Yönetimde politika geliştirmek genel işleyişi
yönlendiren bir çerçeve çizmek anlamına gelir. Bu durum yöneticilerin
davranışlarını da sınırlayıcı bir unsur olması nedeniyle bu makamlarda
bulunanlarca çok da istenmez. Politikasız yönetim günü birlik hareket etmeyi
getirir. Günü birlik hareket yöneticinin anlık inisiyatifini kullanmayı
gerektirir. Bu durum yöneticinin kendini daha serbest, daha güçlü hissetmesine
yol açar. Buna karşın kurumsal işleyiş bu durumdan olumsuz etkilenir.
Herhangi bir alandaki politikanın ne olduğunu
herkesin bilmesi mümkün olmayabilir. Politikayı belirleyen şey hazırlanan
politika belgeleri olabilir. Bu belgeler açık bir şekilde ilan edilmediği
durumlarda belirsizlikler ortaya çıkar. Mevzuat düzenlemeleri tam olarak bir
politika belgesi olarak görülemese de işleyiş düzeninin niteliğini belirlemesi
itibariyle politika belgesinin niteliğine dair bir yol haritası olarak
görülebilir. Ancak sürekli değişen mevzuat düzenlemeleri onları politika
belgesi olarak kabul etmeyi zorlaştırır. Yönetim uygulamalarına ilişkin
yerleşmiş teamüller, uygulama işleyiş biçimi politikanın mahiyetine ilişkin
bilgiler olarak daha doğru belirleyici unsurlar olabilir.
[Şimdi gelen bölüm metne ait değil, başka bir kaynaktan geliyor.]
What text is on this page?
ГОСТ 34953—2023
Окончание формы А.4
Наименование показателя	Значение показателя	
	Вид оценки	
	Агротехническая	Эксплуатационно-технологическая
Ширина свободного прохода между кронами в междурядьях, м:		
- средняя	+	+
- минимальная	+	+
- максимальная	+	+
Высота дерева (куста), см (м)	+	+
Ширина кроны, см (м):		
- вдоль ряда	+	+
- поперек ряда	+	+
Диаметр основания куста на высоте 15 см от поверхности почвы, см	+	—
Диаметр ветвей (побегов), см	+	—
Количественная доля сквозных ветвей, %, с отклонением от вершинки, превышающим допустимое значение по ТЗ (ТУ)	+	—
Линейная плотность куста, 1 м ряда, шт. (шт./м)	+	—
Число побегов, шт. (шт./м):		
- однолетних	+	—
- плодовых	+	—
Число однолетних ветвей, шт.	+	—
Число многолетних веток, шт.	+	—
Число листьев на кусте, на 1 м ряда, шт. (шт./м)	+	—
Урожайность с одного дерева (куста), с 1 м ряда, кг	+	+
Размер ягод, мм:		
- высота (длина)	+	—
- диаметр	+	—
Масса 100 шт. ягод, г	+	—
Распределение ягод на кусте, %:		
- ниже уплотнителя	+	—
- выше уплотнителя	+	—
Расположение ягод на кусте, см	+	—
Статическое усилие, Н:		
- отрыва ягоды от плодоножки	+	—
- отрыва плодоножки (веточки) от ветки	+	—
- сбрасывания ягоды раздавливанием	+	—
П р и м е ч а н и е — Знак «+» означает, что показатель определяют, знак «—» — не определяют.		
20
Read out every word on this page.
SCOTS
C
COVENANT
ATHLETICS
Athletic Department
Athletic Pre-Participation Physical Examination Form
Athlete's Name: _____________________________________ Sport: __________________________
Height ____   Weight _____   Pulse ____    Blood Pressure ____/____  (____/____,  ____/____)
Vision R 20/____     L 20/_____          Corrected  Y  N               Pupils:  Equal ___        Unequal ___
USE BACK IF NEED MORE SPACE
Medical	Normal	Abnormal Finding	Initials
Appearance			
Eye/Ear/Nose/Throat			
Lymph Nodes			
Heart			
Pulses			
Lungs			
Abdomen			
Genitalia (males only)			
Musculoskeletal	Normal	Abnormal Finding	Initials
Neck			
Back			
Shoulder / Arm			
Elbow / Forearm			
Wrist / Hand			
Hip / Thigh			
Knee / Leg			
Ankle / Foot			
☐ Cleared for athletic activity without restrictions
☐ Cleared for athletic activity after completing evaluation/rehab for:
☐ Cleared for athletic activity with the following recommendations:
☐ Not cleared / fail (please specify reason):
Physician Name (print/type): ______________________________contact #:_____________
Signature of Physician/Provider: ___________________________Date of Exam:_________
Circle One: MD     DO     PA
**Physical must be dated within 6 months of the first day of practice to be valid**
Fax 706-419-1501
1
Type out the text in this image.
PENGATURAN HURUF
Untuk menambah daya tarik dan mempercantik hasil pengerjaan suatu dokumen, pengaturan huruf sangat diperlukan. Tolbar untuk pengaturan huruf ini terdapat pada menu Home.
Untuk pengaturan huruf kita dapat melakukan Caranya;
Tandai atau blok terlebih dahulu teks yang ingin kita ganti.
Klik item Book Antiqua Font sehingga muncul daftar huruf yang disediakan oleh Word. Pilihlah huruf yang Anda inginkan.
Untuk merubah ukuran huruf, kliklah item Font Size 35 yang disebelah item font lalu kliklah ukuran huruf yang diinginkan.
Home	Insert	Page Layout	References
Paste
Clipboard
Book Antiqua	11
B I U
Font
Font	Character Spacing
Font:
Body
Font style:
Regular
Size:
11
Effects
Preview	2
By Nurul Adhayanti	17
Televizyon programlarında ülkenin göç
politikası, eğitim politikası, dış politikası, ekonomi politikasının nasıl
olması gerektiği konularında pek çok farklı görüşte uzman, düşünür, fikir sahibi
olan zevat söz söylüyor. Bu durum ülkemizde hemen hiçbir alanda mevcut
politikalar konusunda bir birlik, beraberlik olmadığını gösterir.
Eğitim sisteminde günlük işleyiş düzeni eğitim
politikasının mahiyetine dair işaretler verir. Eğitim sisteminde yaşanan
sorunlar bu güne kadar eğitimde politikasızlığın da göstergeleri olarak
varlığını sürdürmektedir. Yirmi yıla yaklaşan yönetim tecrübesi ile mevcut
iktidar cumhuriyet tarihinin en uzun soluklu siyasi istikrarını temsil
etmektedir. Bu iktidar döneminde değişen eğitim bakanları siyasal istikrara
rağmen eğitim politikası üretememe başarısızlığını da yine bu iktidara temsilci
olarak vermektedir. Cumhuriyet tarihinin en uzun soluklu siyasal istikrarına
sahip olan bir hükümetin eğitimde politikasızlık konusundaki performansı ülke
tarihi açısından büyük bir kayıp.
Mevcut iktidar zamanında eğitim sistemindeki
uygulamalara bakıldığında sürekli devam eden bir sistemden ziyade hemen her
alanda sürekli bir yap-bozun yaşandığı görülüyor. Bu iktidar döneminde ortaya
atılan 4+4+4 sistemi bugün üzerinde tartışılmayan bir düzenleme olamadı.
Tersine ilkokul-ortaokul ve hatta lise düzeyindeki kurumlar hala aynı binada
devam ediyor. Kağıt üzerinde ayrı gibi görünen kurumlar levha kalabalığı
yapmaktan başka bir işe yaramadı. Bürokratik işleri çoğaltma dışında bir işe
yaramayan 4+4+4 sisteminden dönüş için uygun bir ortam aranıyor. İleride bir
gün yeniden eski sisteme dönülürse şaşırmamak gerekiyor.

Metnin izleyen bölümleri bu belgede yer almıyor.